Financial Market Commentary: April 2020


Ways and means of borrowing and associated costs in the formal sector:

Emergencies can hit ones working life anytime. Financial emergencies, on the other hand can hit any time owing to a sudden hospitalization, a natural calamity or some other reasons.

While financial planners say one must have an emergency fund equal to 3-6 months expenses in place, not everyone follows this rule diligently. In times like these, when on is most underprepared we have been hit by a severe lockdown owing to the ongoing crisis.

There are a few ways one can get money in a pinch, depending on how urgently you want the funds. The key things that will determine where you get the money from are how urgently you want the funds, the tenure of the loan, the interest and how expensive will it be to source the funds.

So, where do one get funds or cash instantly to tide over a financial disaster?

Before you opt to borrow money, be sure that it is really needed. Even then, borrow as little as possible. Remember, all borrowings have to be repaid.

Non-payment could lead to higher interest payments hence leading one to a debt trap.

Here is an outline of the sources one can tap into to raise much needed funds.


A credit card can be used to withdraw money from an ATM, the amount being equivalent to 40-80% of ones card limit.

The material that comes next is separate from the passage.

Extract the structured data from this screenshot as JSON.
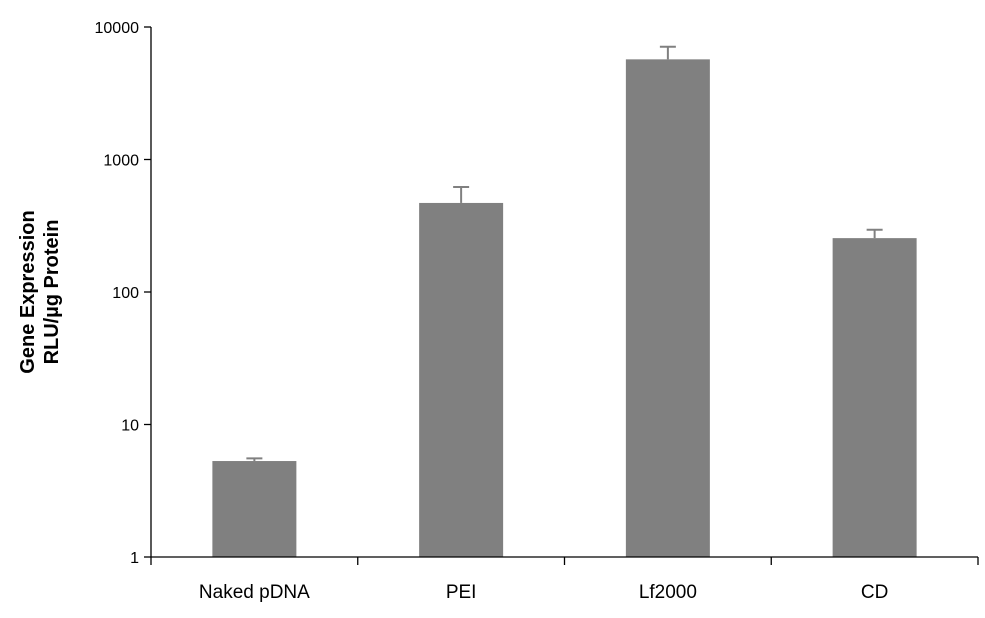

However, there might be a cap on daily cash withdrawal.

Most banks will allow one to over-extend ones limit on a case to-case basis. Be ready to cough up an over-limit fee over and above the usual interest rate on cash advance.

Upside: Instant cash, available anywhere, anytime.

Downside: A transaction fee of 2.5-3%.

Interest is levied on the money from the day it is withdrawn until settlement of the credit card dues in full.

Interest rate: 24-40 % per year.


Already have a home loan? If yes, one can use it to get a top-up loan of up to Rs 50 lakh for a maximum of 20 years or till the balance tenure of your original home.

This option works if one has repaid the original home loan for some years as the combined value of the home loan and the top-up cannot exceed 75% of the value of the house.

Interest rate: 9-13% per year.

Upside: Quick processing.


A quick option to get a loan within 30 minutes to three days, depending on ones relationship with the bank. In case of Personal Loan top up rate of Interest is 11% onwards.

In fact, one might already have a preapproved loan in ones name from ones bank which will make the process faster.

Upside: Quick disbursement if one borrows from ones known banking source.

Downside: High interest rate and processing fee of 2-3%. One will also have to pay GST on EMIs. For prepayment, a foreclosure fee of 2.5% of the outstanding amount is charged.


If one wants a larger loan and owns a house, one could take a loan against property. The entitlement can be between Rs 5 lakh to Rs 10 crore, depending upon the market value of the property.

The loan tenure varies between 2 and 15 years. Both residential and commercial properties can be used as collateral. Banks could lend one up to 65% of the value of ones property.

However, the house must be insured. Processing fee is 1.50 -2.00 % while prepayment charges are 2-3% of the outstanding. Interest rate: 9.50 - 13% per year.

Upside: Lower interest rates, larger loans.

Downside: Longer process of 3-10 days to get the loan.

5. LOAN AGAINST SECURITIES / Deposits / Insurance policies / PPF

One can pledge ones shares, mutual funds, FDs and insurance policies as collateral. In case of mutual funds and shares, banks will loan one the funds equal to 50% of to be pledged value, while they will offer one up to 75% of a fixed deposit (FD). The funds are transferred into a current account from which one can access them.

On a traditional insurance policy about 50% of the premiums paid can be borrowed where only interest is to be serviced. The final maturity shall be used to adjust against the loan borrowed and the principal outstanding. On a PPF, withdrawal to an extent of 25% of the 4th year balance is possible.

Interest rate: 9.5%-15% per year.

Upside: Quick disbursement, lower interest charges.

Downside: If portfolio value declines, one will have to put in the differential or pledge more funds/shares.


One can get 60% of the value of your gold and can borrow from Rs 10,000 to Rs 25 lakh. The tenure is usually 6 months or 12 months, but one can renew the loan at a nominal charge.

While one can repay part of the loan whenever you want, gold you have pledged as collateral is released only after you repay the entire loan.

Interest rate: 9.15%-17.00% per year from banks while it is 12%-26% per year from Non-Banking Financial Companies (NBFC’s).

Upside: one can get funds within a day.

Downside: Gold appraisal charges vary between Rs 250-2,500.

If one is unable to repay loan, one will lose the pledged gold.

Hope you enjoyed reading this edition.